The first explanation, which he talked about prior to tearing into opening track “The Ties That Bind,” came from the perspective of a young Springsteen. He talked about how he wanted the record to be big, like his band’s live shows, and to be about many things: dancing, faith, love, sex, and so much more. “The River was my coming of age record,” The Boss said. “I was trying to find my way inside.” The second viewpoint came from an older, wiser songwriter as the final notes sounded on album closer “Wreck on the Highway.”
“The River was about time…slipping away,” he said. “You choose your partner and your own worth….You have limited time to raise your family and do something good.” Both explanations true, all that was left was to play the songs, which Springsteen and his famed E Street Band did to perfection.
Walking out to fully on house lights and a steady chorus of “Bruuuuuuuuuuce” chants, Springsteen and his eight-member band jumped straight into “Meet Me In The City Tonight,” an unreleased track originally written between 1979 and 1980, and unsurprisingly, just as good as classic Springsteen of that era.
The River followed, in order. From “Sherry Darling,” the second album track, Springsteen worked the crowd from the front of the stage (there was no barricade, allowing him to be right on top of fans), as well as a walkway toward the middle of the floor. Whenever he needed to get from the stage to the walkway, he would climb down onto the floor, alongside the thousand-plus there. The stage itself was three-tiered, allowing fans in the wings of the arena, as well as the back, to get closer to The Boss.
Even at 66, Springsteen was willing to crowdsurf over hundreds of heads during “Hungry Heart,” proving the trust in his fans in ways other artists, especially those closer to his age, don’t anymore. Not to be outdone, The E Street Band was everything they should have been, shining in every opportunity.

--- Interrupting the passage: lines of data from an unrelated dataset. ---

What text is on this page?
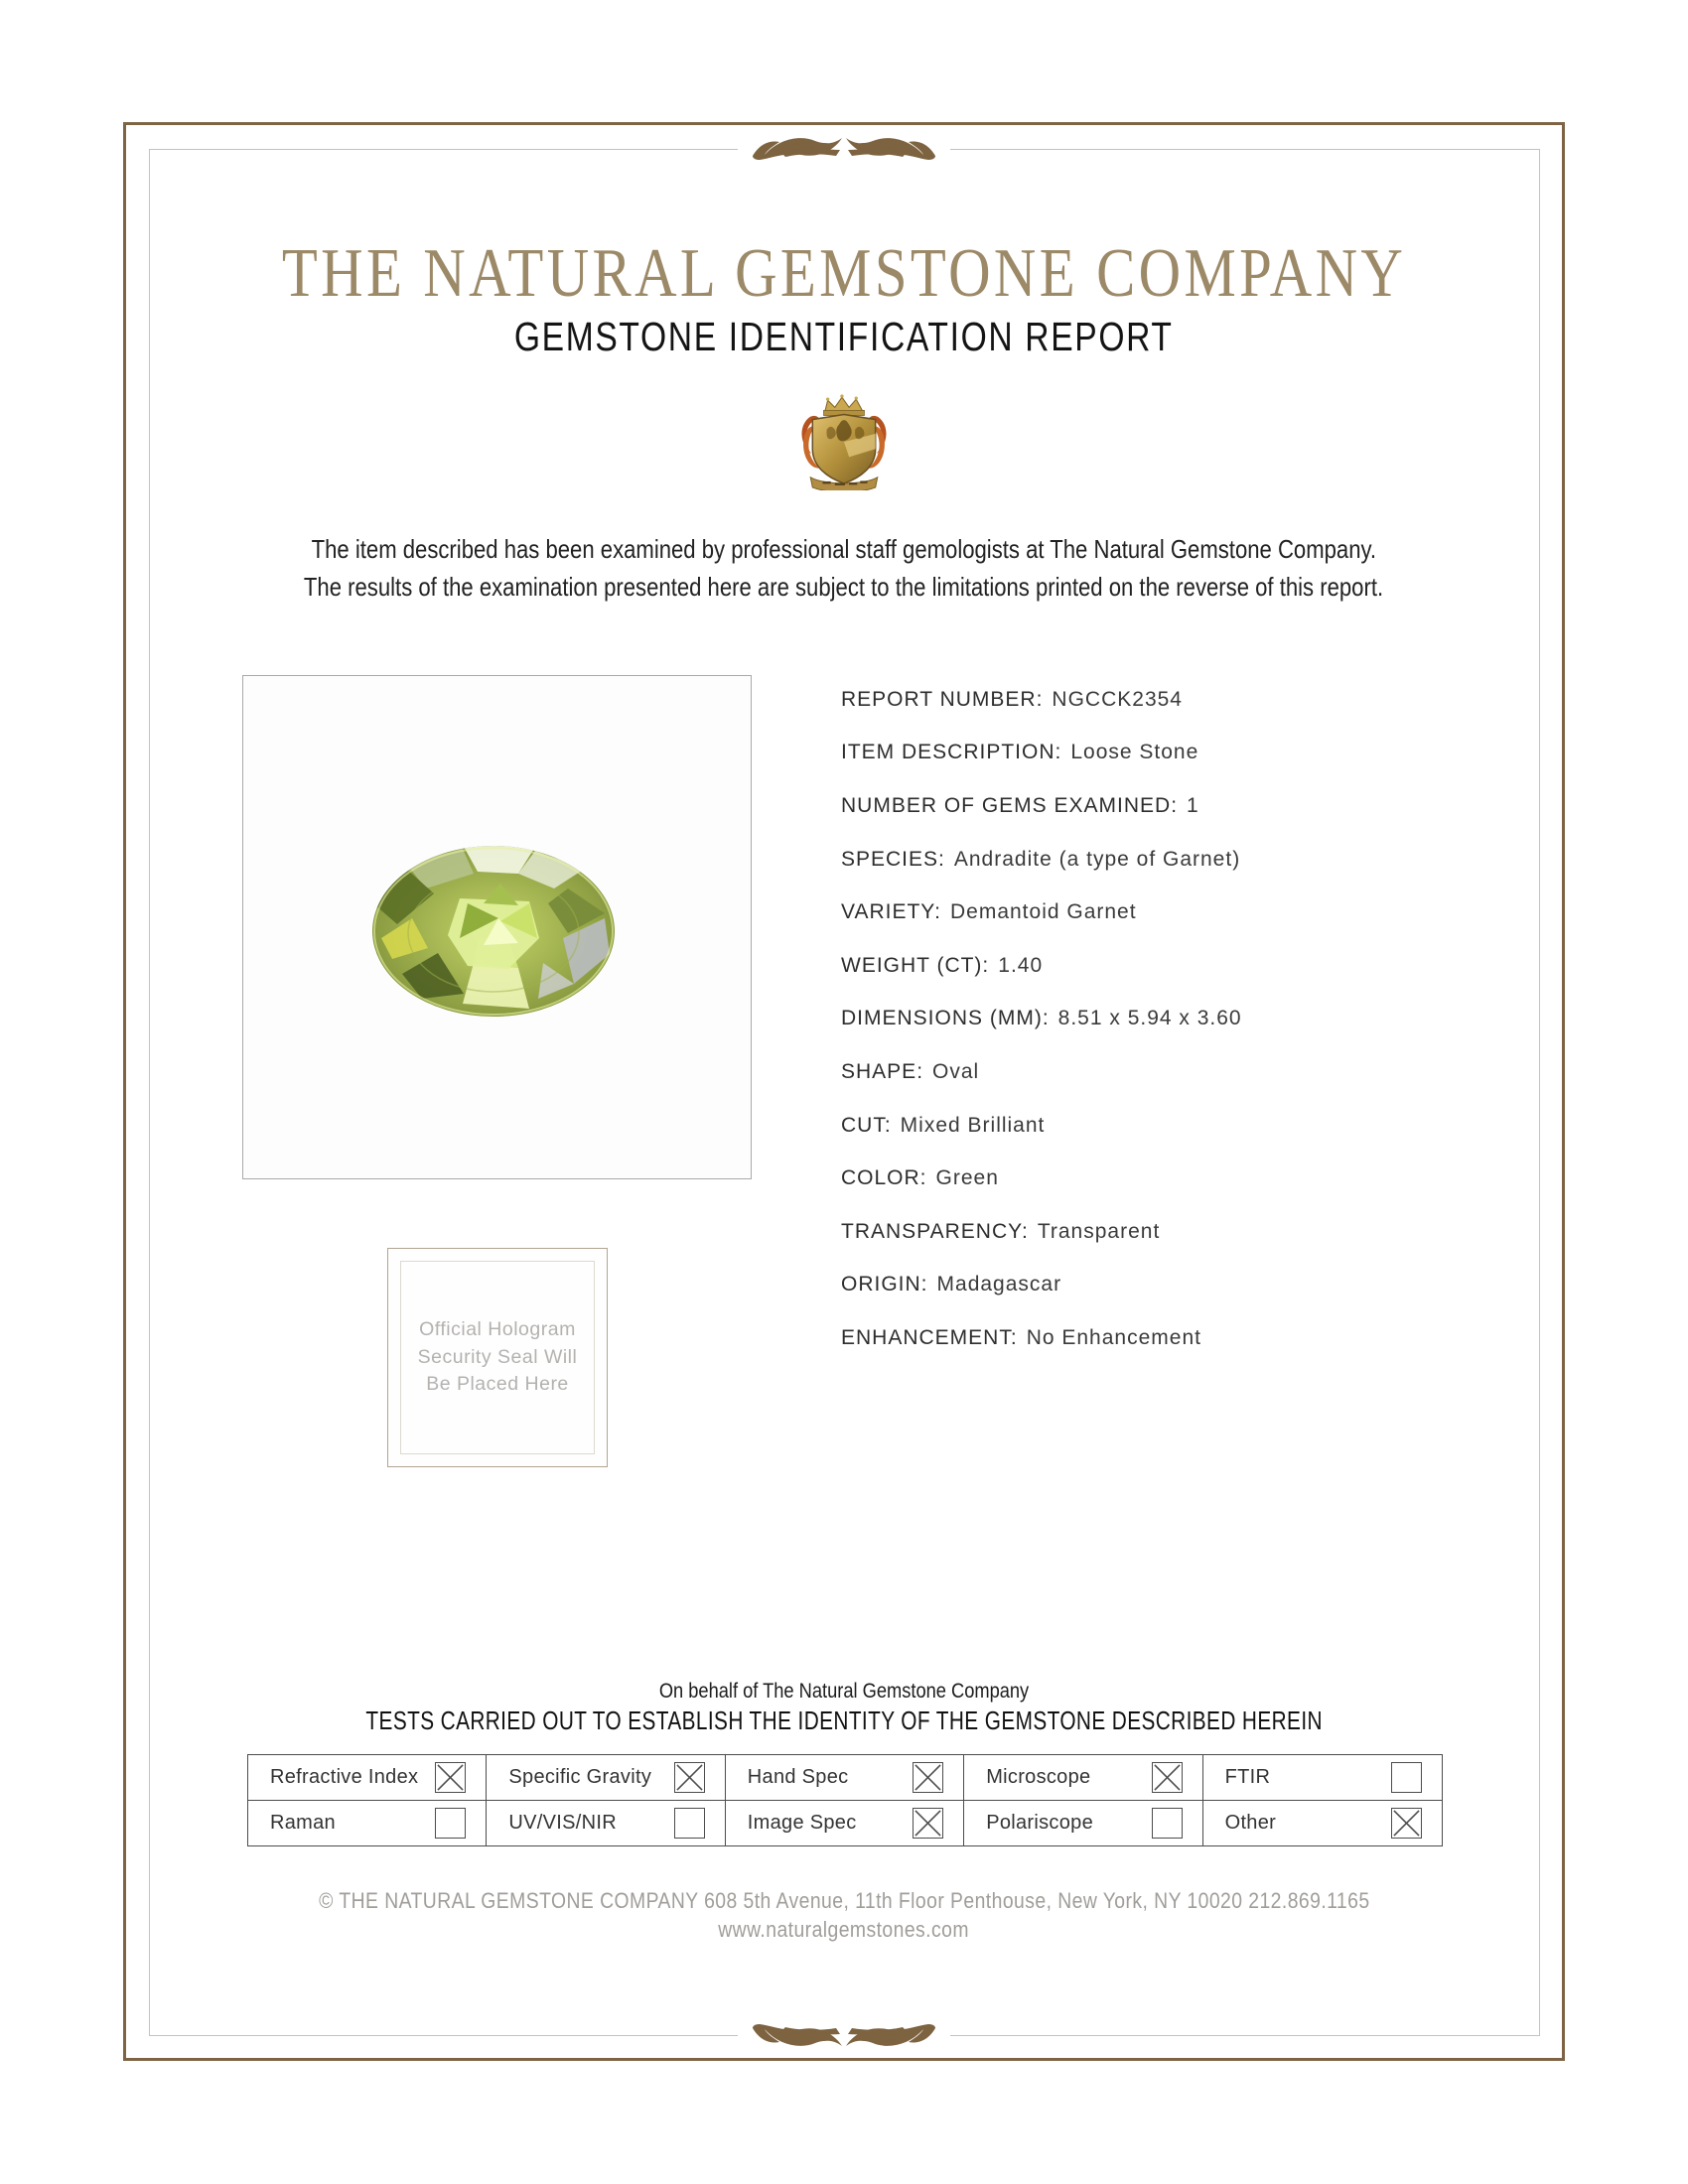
THE NATURAL GEMSTONE COMPANY
GEMSTONE IDENTIFICATION REPORT
The item described has been examined by professional staff gemologists at The Natural Gemstone Company.
The results of the examination presented here are subject to the limitations printed on the reverse of this report.
REPORT NUMBER: NGCCK2354
ITEM DESCRIPTION: Loose Stone
NUMBER OF GEMS EXAMINED: 1
SPECIES: Andradite (a type of Garnet)
VARIETY: Demantoid Garnet
WEIGHT (CT): 1.40
DIMENSIONS (MM): 8.51 x 5.94 x 3.60
SHAPE: Oval
CUT: Mixed Brilliant
COLOR: Green
TRANSPARENCY: Transparent
ORIGIN: Madagascar
ENHANCEMENT: No Enhancement
Official Hologram
Security Seal Will
Be Placed Here
On behalf of The Natural Gemstone Company
TESTS CARRIED OUT TO ESTABLISH THE IDENTITY OF THE GEMSTONE DESCRIBED HEREIN
Refractive Index	Specific Gravity	Hand Spec	Microscope	FTIR
Raman	UV/VIS/NIR	Image Spec	Polariscope	Other
© THE NATURAL GEMSTONE COMPANY 608 5th Avenue, 11th Floor Penthouse, New York, NY 10020 212.869.1165
www.naturalgemstones.com
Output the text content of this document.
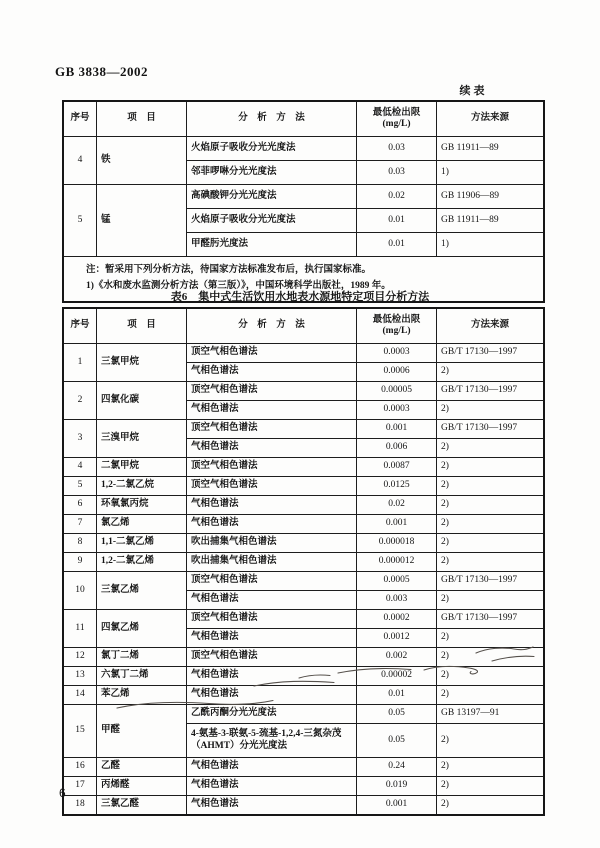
GB 3838—2002
续表
序号	项　目	分　析　方　法	最低检出限
(mg/L)	方法来源
4	铁	火焰原子吸收分光光度法	0.03	GB 11911—89
		邻菲啰啉分光光度法	0.03	1)
5	锰	高碘酸钾分光光度法	0.02	GB 11906—89
		火焰原子吸收分光光度法	0.01	GB 11911—89
		甲醛肟光度法	0.01	1)

注：暂采用下列分析方法，待国家方法标准发布后，执行国家标准。
1)《水和废水监测分析方法（第三版）》，中国环境科学出版社，1989 年。				
表6　集中式生活饮用水地表水源地特定项目分析方法
序号	项　目	分　析　方　法	最低检出限
(mg/L)	方法来源
1	三氯甲烷	顶空气相色谱法	0.0003	GB/T 17130—1997
		气相色谱法	0.0006	2)
2	四氯化碳	顶空气相色谱法	0.00005	GB/T 17130—1997
		气相色谱法	0.0003	2)
3	三溴甲烷	顶空气相色谱法	0.001	GB/T 17130—1997
		气相色谱法	0.006	2)
4	二氯甲烷	顶空气相色谱法	0.0087	2)
5	1,2-二氯乙烷	顶空气相色谱法	0.0125	2)
6	环氧氯丙烷	气相色谱法	0.02	2)
7	氯乙烯	气相色谱法	0.001	2)
8	1,1-二氯乙烯	吹出捕集气相色谱法	0.000018	2)
9	1,2-二氯乙烯	吹出捕集气相色谱法	0.000012	2)
10	三氯乙烯	顶空气相色谱法	0.0005	GB/T 17130—1997
		气相色谱法	0.003	2)
11	四氯乙烯	顶空气相色谱法	0.0002	GB/T 17130—1997
		气相色谱法	0.0012	2)
12	氯丁二烯	顶空气相色谱法	0.002	2)
13	六氯丁二烯	气相色谱法	0.00002	2)
14	苯乙烯	气相色谱法	0.01	2)
15	甲醛	乙酰丙酮分光光度法	0.05	GB 13197—91
		4-氨基-3-联氨-5-巯基-1,2,4-三氮杂茂（AHMT）分光光度法	0.05	2)
16	乙醛	气相色谱法	0.24	2)
17	丙烯醛	气相色谱法	0.019	2)
18	三氯乙醛	气相色谱法	0.001	2)
6
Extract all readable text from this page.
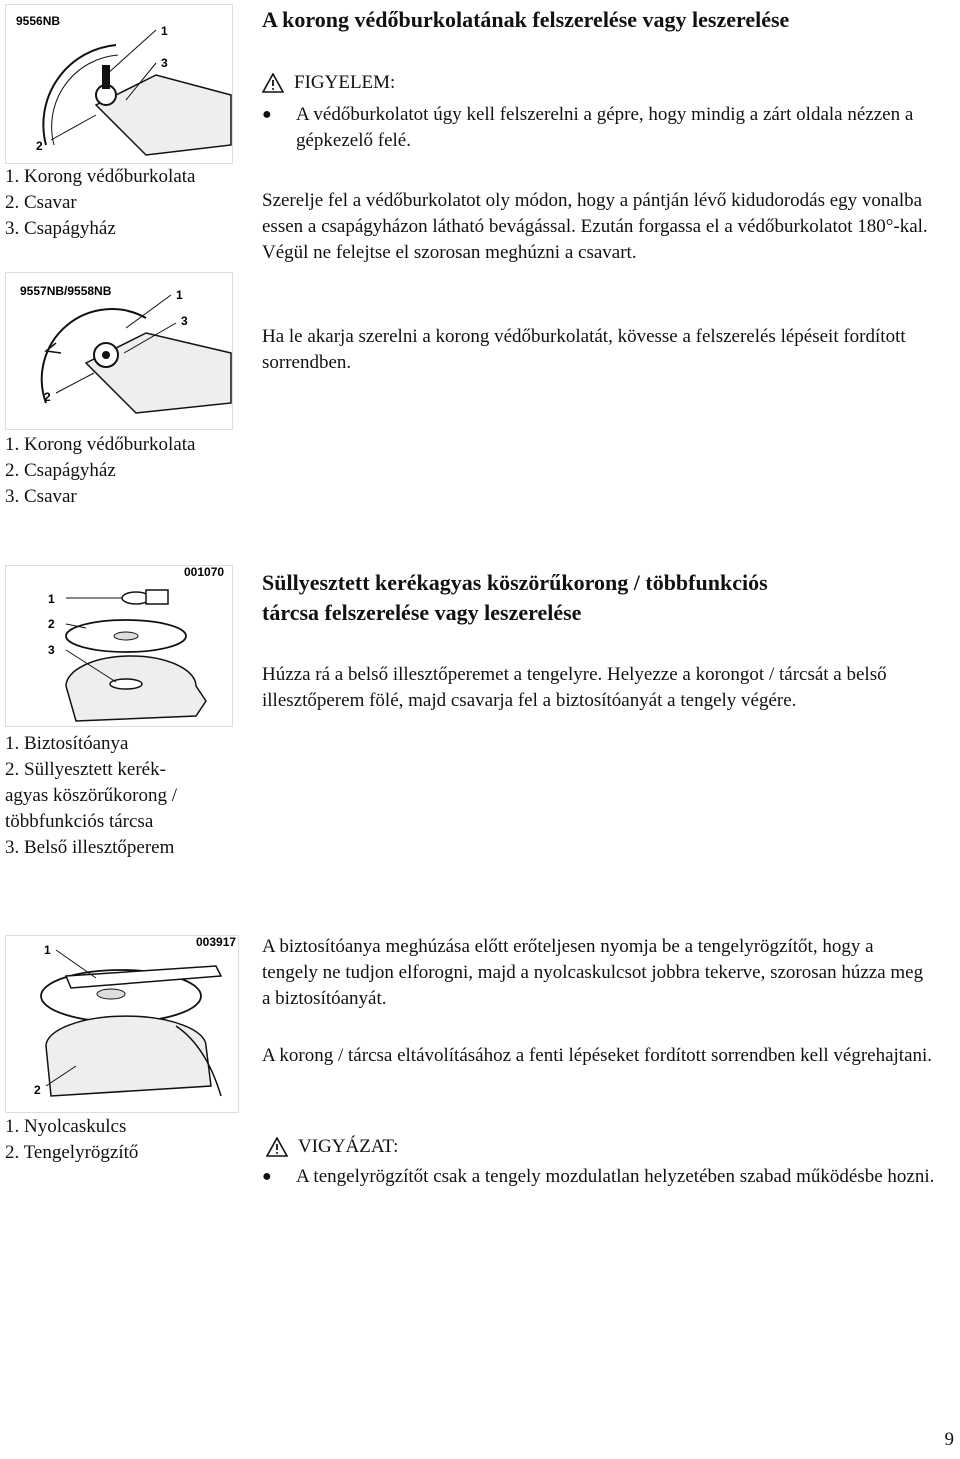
9556NB
1
3
2
1. Korong védőburkolata
2. Csavar
3. Csapágyház
9557NB/9558NB	1
3
2
1. Korong védőburkolata
2. Csapágyház
3. Csavar
A korong védőburkolatának felszerelése vagy leszerelése
FIGYELEM:
●	A védőburkolatot úgy kell felszerelni a gépre, hogy mindig a zárt oldala nézzen a gépkezelő felé.

Szerelje fel a védőburkolatot oly módon, hogy a pántján lévő kidudorodás egy vonalba essen a csapágyházon látható bevágással. Ezután forgassa el a védőburkolatot 180°-kal. Végül ne felejtse el szorosan meghúzni a csavart.

Ha le akarja szerelni a korong védőburkolatát, kövesse a felszerelés lépéseit fordított sorrendben.

001070
1
2
3
1. Biztosítóanya
2. Süllyesztett kerék-
agyas köszörűkorong /
többfunkciós tárcsa
3. Belső illesztőperem
Süllyesztett kerékagyas köszörűkorong / többfunkciós
tárcsa felszerelése vagy leszerelése

Húzza rá a belső illesztőperemet a tengelyre. Helyezze a korongot / tárcsát a belső illesztőperem fölé, majd csavarja fel a biztosítóanyát a tengely végére.

003917
1
2
1. Nyolcaskulcs
2. Tengelyrögzítő

A biztosítóanya meghúzása előtt erőteljesen nyomja be a tengelyrögzítőt, hogy a tengely ne tudjon elforogni, majd a nyolcaskulcsot jobbra tekerve, szorosan húzza meg a biztosítóanyát.

A korong / tárcsa eltávolításához a fenti lépéseket fordított sorrendben kell végrehajtani.

VIGYÁZAT:
●	A tengelyrögzítőt csak a tengely mozdulatlan helyzetében szabad működésbe hozni.
9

During the River tracks, the band mostly worked from one song to the next without much dialogue. Hearing the inspirations for some of the songs would have been nice, and would have broken up a bit of monotony of the last five songs of the main set, which dragged a little. The slight lag made sense because the second half of the album consists mostly of ballads. But the intensity with which Springsteen approached each song, like a young artist with something to prove, more than made up for it.
The one song that got an aside was “I Want To Marry You,” which Springsteen described as “more of a daydream of love…the kind that doesn’t exist (but) you gotta start someplace.”
Because this was a Springsteen show, the length of the encore alone was longer than many bands’ entire performances. Without even heading backstage for the customary break, the E Street Band tore into 14 more songs: hits like “Born To Run,” “Badlands,” and “Dancing in the Dark”; lesser-known gems like “Lonesome Day”; and a fan request, 1973’s “Growing Up.” The Boss invited two young fans onto the stage during this time, one to conduct the crowd and the other to dance. With a show topper, a 10-minute rendition of the Isley Brothers’ “Shout” — during which Springsteen demonstrated dancing chops of his own — the concert clocked in at just under 3.5 hours.